I imagine this is a very common feeling so you’re deffo not alone. Everyone does say it’s a phase and I’m sure it is but in the moment it feels like there’s no light at the end of the tunnel. If I think back to my son as a newborn he’s totally different now though, much better to be around. I just start thinking about what life will be like when he’s 3 or 5 or in high school and I realise how short this time is in the grand scheme of things. It really is a phase! I’m sure things will improve soon x

How old is your baby? Some babies are just different that way. Some things to rule out- silent reflux/ GERD isn’t always noticeable and can make babies miserable. Same with colic- sometimes you’re just not sure. This is my third time around and there was colic and oh my! I wasn’t always sure he had wind? He wasn’t always giving me the cues he had wind. I’m on another mum’s group and some have taken their baby to the osteopath for adjustments and said it’s made a big difference to their mood. As long as you’re responding to their needs as best as you can you have no reason to feel guilty but you probably will because as mums that’s what we do.

My first baby was like this and I felt exactly what you have explained. She just hated being a baby and was so unhappy with life and I felt so robbed of the experience I thought it was going to be.

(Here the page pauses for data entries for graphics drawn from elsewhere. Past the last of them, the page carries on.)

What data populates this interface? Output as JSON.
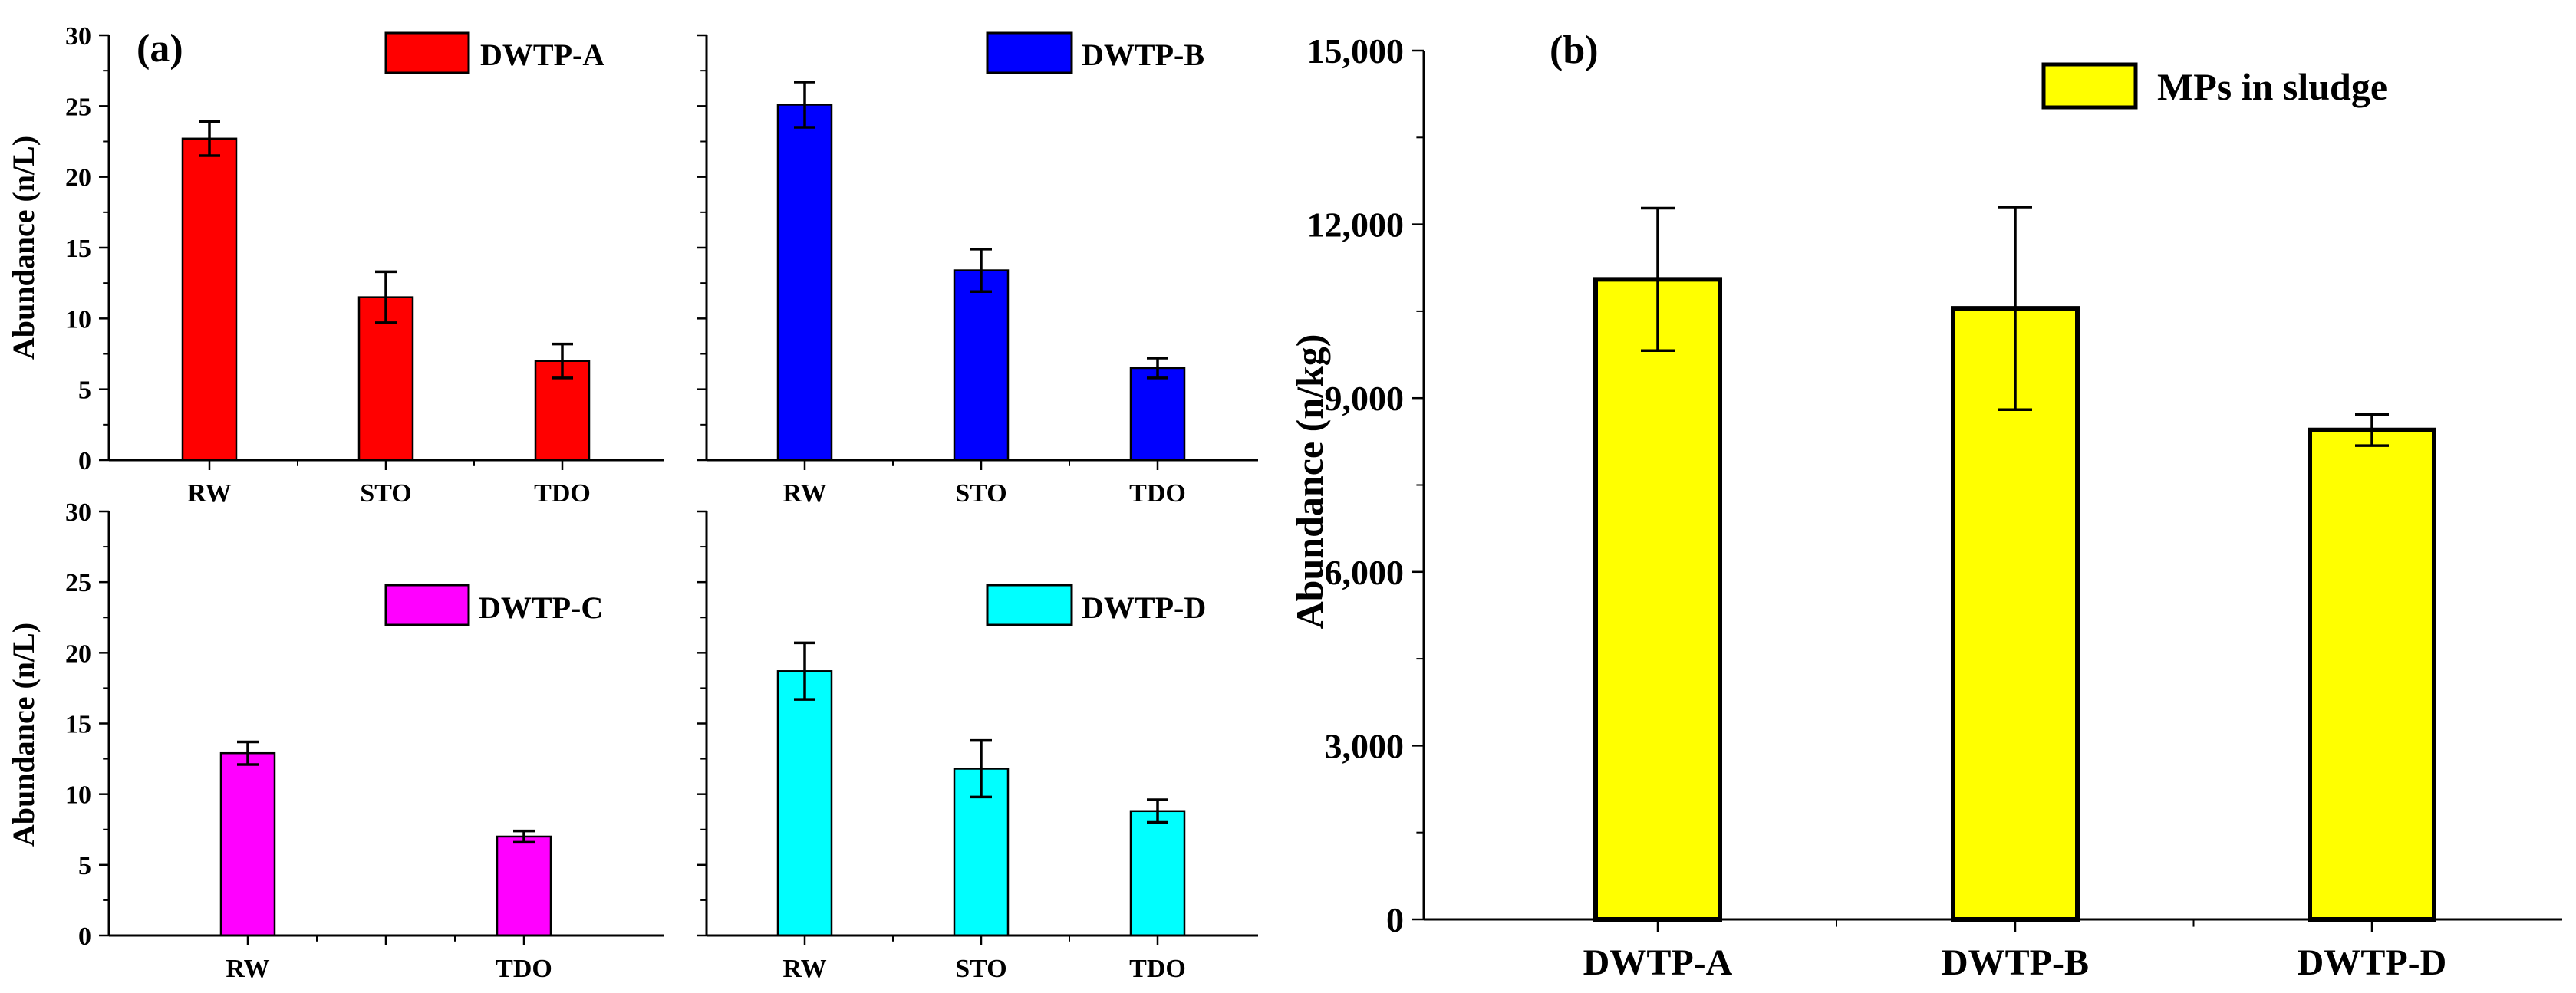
{
  "chart_data": [
    {
      "type": "bar",
      "panel": "(a)",
      "legend": "DWTP-A",
      "color": "#ff0000",
      "categories": [
        "RW",
        "STO",
        "TDO"
      ],
      "values": [
        22.7,
        11.5,
        7.0
      ],
      "errors": [
        1.2,
        1.8,
        1.2
      ],
      "ylabel": "Abundance (n/L)",
      "xlabel": "",
      "ylim": [
        0,
        30
      ],
      "yticks": [
        0,
        5,
        10,
        15,
        20,
        25,
        30
      ],
      "show_y_tick_labels": true
    },
    {
      "type": "bar",
      "legend": "DWTP-B",
      "color": "#0000ff",
      "categories": [
        "RW",
        "STO",
        "TDO"
      ],
      "values": [
        25.1,
        13.4,
        6.5
      ],
      "errors": [
        1.6,
        1.5,
        0.7
      ],
      "ylabel": "",
      "xlabel": "",
      "ylim": [
        0,
        30
      ],
      "yticks": [
        0,
        5,
        10,
        15,
        20,
        25,
        30
      ],
      "show_y_tick_labels": false
    },
    {
      "type": "bar",
      "legend": "DWTP-C",
      "color": "#ff00ff",
      "categories": [
        "RW",
        "",
        "TDO"
      ],
      "values": [
        12.9,
        null,
        7.0
      ],
      "errors": [
        0.8,
        null,
        0.4
      ],
      "ylabel": "Abundance (n/L)",
      "xlabel": "",
      "ylim": [
        0,
        30
      ],
      "yticks": [
        0,
        5,
        10,
        15,
        20,
        25,
        30
      ],
      "show_y_tick_labels": true
    },
    {
      "type": "bar",
      "legend": "DWTP-D",
      "color": "#00ffff",
      "categories": [
        "RW",
        "STO",
        "TDO"
      ],
      "values": [
        18.7,
        11.8,
        8.8
      ],
      "errors": [
        2.0,
        2.0,
        0.8
      ],
      "ylabel": "",
      "xlabel": "",
      "ylim": [
        0,
        30
      ],
      "yticks": [
        0,
        5,
        10,
        15,
        20,
        25,
        30
      ],
      "show_y_tick_labels": false
    },
    {
      "type": "bar",
      "panel": "(b)",
      "legend": "MPs in sludge",
      "color": "#ffff00",
      "categories": [
        "DWTP-A",
        "DWTP-B",
        "DWTP-D"
      ],
      "values": [
        11050,
        10550,
        8450
      ],
      "errors": [
        1230,
        1750,
        270
      ],
      "ylabel": "Abundance (n/kg)",
      "xlabel": "",
      "ylim": [
        0,
        15000
      ],
      "yticks": [
        0,
        3000,
        6000,
        9000,
        12000,
        15000
      ],
      "ytick_labels": [
        "0",
        "3,000",
        "6,000",
        "9,000",
        "12,000",
        "15,000"
      ],
      "show_y_tick_labels": true
    }
  ]
}
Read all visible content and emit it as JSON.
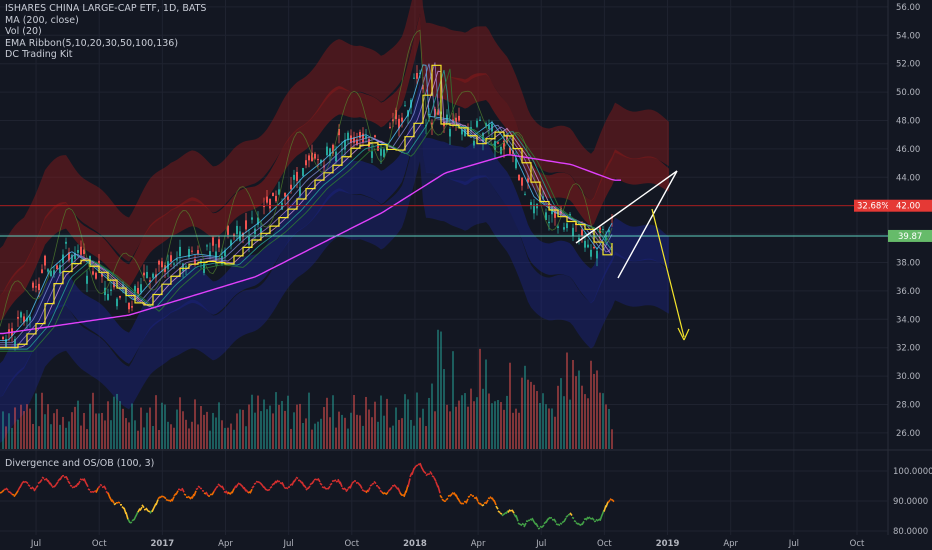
{
  "legend": {
    "title": "ISHARES CHINA LARGE-CAP ETF, 1D, BATS",
    "items": [
      "MA (200, close)",
      "Vol (20)",
      "EMA Ribbon(5,10,20,30,50,100,136)",
      "DC Trading Kit"
    ]
  },
  "oscillator_title": "Divergence and OS/OB (100, 3)",
  "price_badges": {
    "current": {
      "left": "32.68%",
      "right": "42.00",
      "color": "#e53935"
    },
    "level": {
      "value": "39.87",
      "color": "#66bb6a"
    }
  },
  "colors": {
    "background": "#131722",
    "grid": "#1f2330",
    "candle_up": "#26a69a",
    "candle_down": "#ef5350",
    "ma200": "#e040fb",
    "donchian": "#f5e52b",
    "arrow": "#f5e52b",
    "wedge": "#ffffff",
    "cloud_red": "#8b1a1a",
    "cloud_blue": "#1a237e",
    "horizontal_line": "#5fd0c0"
  },
  "chart_data": {
    "type": "line",
    "title": "ISHARES CHINA LARGE-CAP ETF, 1D, BATS",
    "xlabel": "",
    "ylabel": "",
    "x_ticks": [
      "Jul",
      "Oct",
      "2017",
      "Apr",
      "Jul",
      "Oct",
      "2018",
      "Apr",
      "Jul",
      "Oct",
      "2019",
      "Apr",
      "Jul",
      "Oct"
    ],
    "x_ticks_bold": [
      "2017",
      "2018",
      "2019"
    ],
    "y_ticks": [
      "56.00",
      "54.00",
      "52.00",
      "50.00",
      "48.00",
      "46.00",
      "44.00",
      "42.00",
      "40.00",
      "38.00",
      "36.00",
      "34.00",
      "32.00",
      "30.00",
      "28.00",
      "26.00"
    ],
    "ylim": [
      25,
      56.5
    ],
    "price_series": {
      "name": "Close",
      "x": [
        "2016-06",
        "2016-07",
        "2016-08",
        "2016-09",
        "2016-10",
        "2016-11",
        "2016-12",
        "2017-01",
        "2017-02",
        "2017-03",
        "2017-04",
        "2017-05",
        "2017-06",
        "2017-07",
        "2017-08",
        "2017-09",
        "2017-10",
        "2017-11",
        "2017-12",
        "2018-01",
        "2018-01-26",
        "2018-02",
        "2018-03",
        "2018-04",
        "2018-05",
        "2018-06",
        "2018-07",
        "2018-08",
        "2018-09",
        "2018-10",
        "2018-11"
      ],
      "values": [
        32.5,
        34.2,
        37.5,
        38.8,
        37.8,
        36.5,
        35.3,
        37.0,
        38.3,
        38.6,
        38.4,
        39.8,
        40.9,
        42.3,
        44.0,
        45.2,
        46.6,
        47.0,
        46.2,
        48.4,
        52.5,
        48.3,
        48.1,
        46.8,
        47.9,
        45.8,
        42.6,
        41.5,
        41.0,
        38.9,
        41.6
      ]
    },
    "ma200": {
      "name": "MA (200, close)",
      "x": [
        "2016-06",
        "2016-12",
        "2017-06",
        "2017-12",
        "2018-03",
        "2018-06",
        "2018-09",
        "2018-11"
      ],
      "values": [
        33.0,
        34.3,
        37.0,
        41.5,
        44.3,
        45.6,
        44.9,
        43.8
      ]
    },
    "oscillator": {
      "name": "Divergence and OS/OB (100, 3)",
      "y_ticks": [
        "100.0000",
        "90.0000",
        "80.0000"
      ],
      "x": [
        "2016-06",
        "2016-07",
        "2016-09",
        "2016-11",
        "2016-12",
        "2017-02",
        "2017-05",
        "2017-08",
        "2017-11",
        "2018-01",
        "2018-01-26",
        "2018-03",
        "2018-05",
        "2018-07",
        "2018-09",
        "2018-10",
        "2018-11"
      ],
      "values": [
        92,
        95,
        97,
        93,
        84,
        92,
        94,
        96,
        95,
        93,
        103,
        91,
        90,
        82,
        84,
        83,
        90
      ]
    },
    "annotations": [
      "rising wedge",
      "projected downside arrow"
    ],
    "horizontal_levels": [
      42.0,
      39.87
    ],
    "grid": true
  }
}
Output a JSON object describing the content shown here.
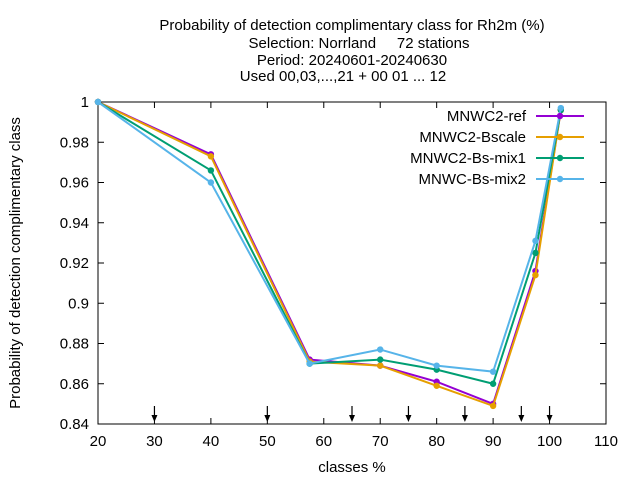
{
  "chart_data": {
    "type": "line",
    "title_lines": [
      "Probability of detection complimentary class  for Rh2m (%)",
      "Selection: Norrland     72 stations",
      "Period: 20240601-20240630",
      "Used 00,03,...,21 + 00 01 ... 12"
    ],
    "xlabel": "classes %",
    "ylabel": "Probability of detection complimentary class",
    "xlim": [
      20,
      110
    ],
    "ylim": [
      0.84,
      1.0
    ],
    "xticks": [
      20,
      30,
      40,
      50,
      60,
      70,
      80,
      90,
      100,
      110
    ],
    "yticks": [
      0.84,
      0.86,
      0.88,
      0.9,
      0.92,
      0.94,
      0.96,
      0.98,
      1.0
    ],
    "xtick_labels": [
      "20",
      "30",
      "40",
      "50",
      "60",
      "70",
      "80",
      "90",
      "100",
      "110"
    ],
    "ytick_labels": [
      "0.84",
      "0.86",
      "0.88",
      "0.9",
      "0.92",
      "0.94",
      "0.96",
      "0.98",
      "1"
    ],
    "threshold_markers_x": [
      30,
      50,
      65,
      75,
      85,
      95,
      100
    ],
    "grid": false,
    "legend_position": "top-right",
    "series": [
      {
        "name": "MNWC2-ref",
        "color": "#9400d3",
        "marker": "circle",
        "x": [
          20,
          40,
          57.5,
          70,
          80,
          90,
          97.5,
          102
        ],
        "y": [
          1.0,
          0.974,
          0.872,
          0.869,
          0.861,
          0.85,
          0.916,
          0.996
        ]
      },
      {
        "name": "MNWC2-Bscale",
        "color": "#e69f00",
        "marker": "circle",
        "x": [
          20,
          40,
          57.5,
          70,
          80,
          90,
          97.5,
          102
        ],
        "y": [
          1.0,
          0.973,
          0.871,
          0.869,
          0.859,
          0.849,
          0.914,
          0.996
        ]
      },
      {
        "name": "MNWC2-Bs-mix1",
        "color": "#009e73",
        "marker": "circle",
        "x": [
          20,
          40,
          57.5,
          70,
          80,
          90,
          97.5,
          102
        ],
        "y": [
          1.0,
          0.966,
          0.87,
          0.872,
          0.867,
          0.86,
          0.925,
          0.996
        ]
      },
      {
        "name": "MNWC-Bs-mix2",
        "color": "#56b4e9",
        "marker": "circle",
        "x": [
          20,
          40,
          57.5,
          70,
          80,
          90,
          97.5,
          102
        ],
        "y": [
          1.0,
          0.96,
          0.87,
          0.877,
          0.869,
          0.866,
          0.931,
          0.997
        ]
      }
    ]
  }
}
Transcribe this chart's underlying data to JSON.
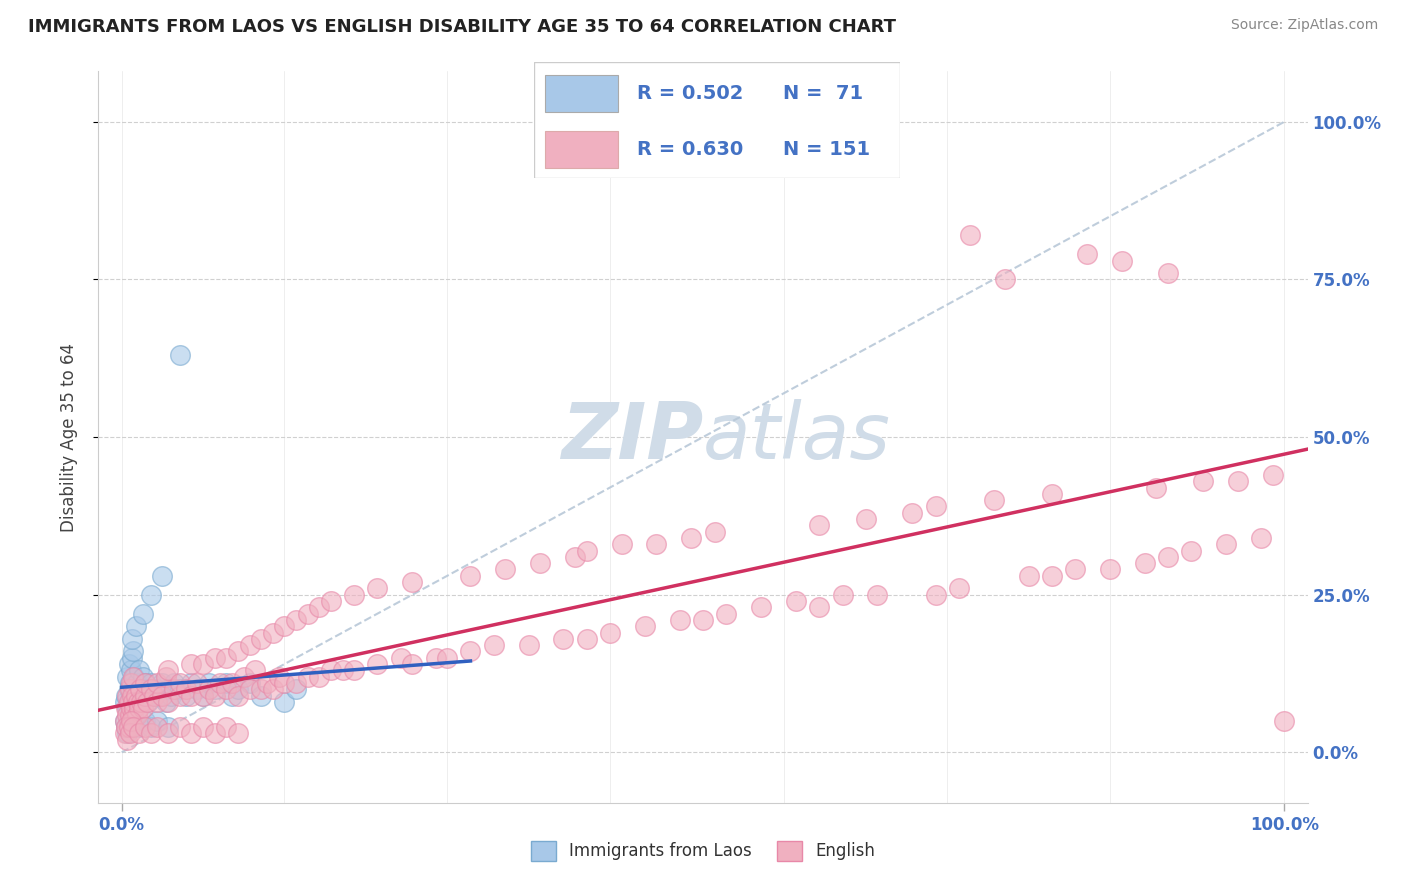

I also considered going back to work at 6 months because I was so exhausted and unhappy. There’s a Facebook group called ‘the fussy baby site support group’ which I found very validating because unless you’ve had a baby like that, I don’t think you can really understand what it’s like. It’s hard when people say ‘it gets better’, because that doesn’t help when you’re in the thick of it. But it really does. I have a very happy and healthy 3 year old now. Things got much better when she became mobile.